Grundsätzlich unterscheidet man bei SUP Boards zwei verschiedene Typen: Es gibt die klassischen, stabilen Hardboards, wie man sie auch vom Wellenreiten kennt, und es gibt aufblasbare Boards, auch inflatable beziehungsweise iSUPs genannt. Letztere klingen etwas wackelig, sind aber in der Regel aus sehr stabilen Materialien gefertigt. Einmal aufgeblasen sind die Boards, die aus hochwertigen Fasern mit hoher Dichte gefertigt sind, auch extrem fest und überraschend steif. Deutlicher Vorteil der aufblasbaren Boards: Sie können aufgerollt und in einem Rucksack verstaut werden, sodass man sie sehr gut transportieren kann, wenn man mal ans Wasser fahren möchte. Der Vorteil der Hardboards hingegen liegt darin, dass sie weniger reparaturanfällig sind.

Welches SUP Board ist für Anfänger geeignet?

Wer als Anfänger ein Stand-up-Paddle-Board kaufen möchte, sollte von kleinen, wendigen Flitzern die Finger lassen. Für alle, die mit dem Stehpaddeln beginnen wollen, eignen sich stattdessen größere Bretter mit einem höheren Volumen, einer Länge von mindestens 300 Zentimetern und einer Breite von ungefähr 80 Zentimetern. Die Dicke sollte etwa bei 15 Zentimetern liegen. So liegt das Brett relativ stabil auf der Wasseroberfläche und es ist trotzdem verhältnismäßig wendig. Das heißt, Sie können ganz entspannt ein paar Runden paddeln. Dabei gilt auch die Faustregel: Je mehr Körpergewicht Sie auf das Brett bringen, desto breiter sollte es sein.

Längere Bretter ab etwa 340 Zentimetern büßen etwas an Wendigkeit ein, sind aber gut geeignet für Touring, also längere Strecken, auf dem Wasser.
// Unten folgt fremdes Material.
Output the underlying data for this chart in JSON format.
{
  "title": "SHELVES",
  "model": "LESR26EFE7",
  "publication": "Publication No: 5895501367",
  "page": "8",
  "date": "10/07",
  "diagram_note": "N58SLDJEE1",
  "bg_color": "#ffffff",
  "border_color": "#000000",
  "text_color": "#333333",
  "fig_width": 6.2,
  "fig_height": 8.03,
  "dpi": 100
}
Auch wer Yoga-Übungen auf dem Board machen möchte, setzt auf ein breites, langes Modell. Umso schmaler hingegen ein SUP Board ist, umso wackeliger wird das Stehpaddeln. Das gilt zumindest für Einsteiger, denn wer mit dem Board Rennen fährt, setzt auf schmale Race-Bretter, die zwar schwierig zu balancieren, dafür aber schneller zu fahren sind.

Ist Stand-up-Paddling gesund?

Das Paddeln sieht relativ lässig und entspannt aus, tatsächlich ist es ein Ganzkörper-Workout auf dem Wasser. Schon allein durch das wackelige Stehen auf dem Brett werden wie bei einem Wackelbrett im Fitnessstudio die tieferen Muskelschichten aktiviert und mobilisiert, sodass es ein sehr gutes Training für die Rumpfmuskulatur darstellt. Und das wird bei etwas Wellengang noch intensiviert. Durch den regelmäßigen Paddelschlag auf dem SUP Board wird außerdem die Schulter- und Armmuskulatur gekräftigt. Nicht zu vergessen: Die entspannende Wirkung, wenn man ganz leise über das Wasser gleitet.